Mr Gillespie told the trial that Sean FitzPatrick - who asked him specifically about the inclusion of the O'Toole account - made it clear to him that a family member of his wasn't to be returned to the Revenue.
Tiarnan O'Mahoney maintained his composure as the counts were read by the court registrar, offering support to Maguire as she trembled uncontrollably.
The most senior of the three in Anglo at that time, his lawyer Brendan Grehan SC said one of the most extraordinary features of the trial was the fact that the prosecution's purported orchestrator in chief - Sean FitzPatrick - was not on the [defendant's] bench even though it was clear he was the perceived beneficiary.

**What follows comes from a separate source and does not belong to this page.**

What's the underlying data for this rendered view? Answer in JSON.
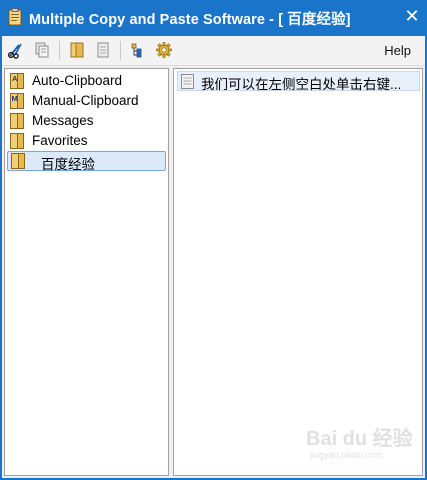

The prosecution claimed that Mr O'Mahoney was, amongst other things, involved in one of two altered accounts as he took out a loan - with Mr FitzPatrick - using the account to do a share deal. But Mr FitzPatrick was not before the court, even though the prosecution maintained that there were unusual practices going on with the O'Toole account including evidence that it was used to deal stock during the periods when bank directors were barred from trading.
The absence of Sean FitzPatrick was seized upon by the defence teams.
Mr Grehan, for O'Mahoney, said FitzPatrick was like the man on the grassy knoll or "Macavity the mystery cat".
"His paws are all over it, but he's nowhere to be found," said Mr Grehan.
Mr Gageby, for Maguire, likened the case to the sinking of the Concordia where the captain had made an early dart for the lifeboat - leaving the women and children behind.
In a way, the trial and its resounding outcome, raises more questions than answers.
If, as the DPP claims, Mr FitzPatrick tried to stop the O'Toole account being returned to the Revenue, it is not unreasonable to ask why wasn't he too charged?
If FitzPatrick, as the prosecution said, was "the thread running through all the charges", why wasn't he on trial?
Today, corporate Ireland will hold its breath as Judge McCartan decides the trio's sentence. After one night in jail, will they spend many more?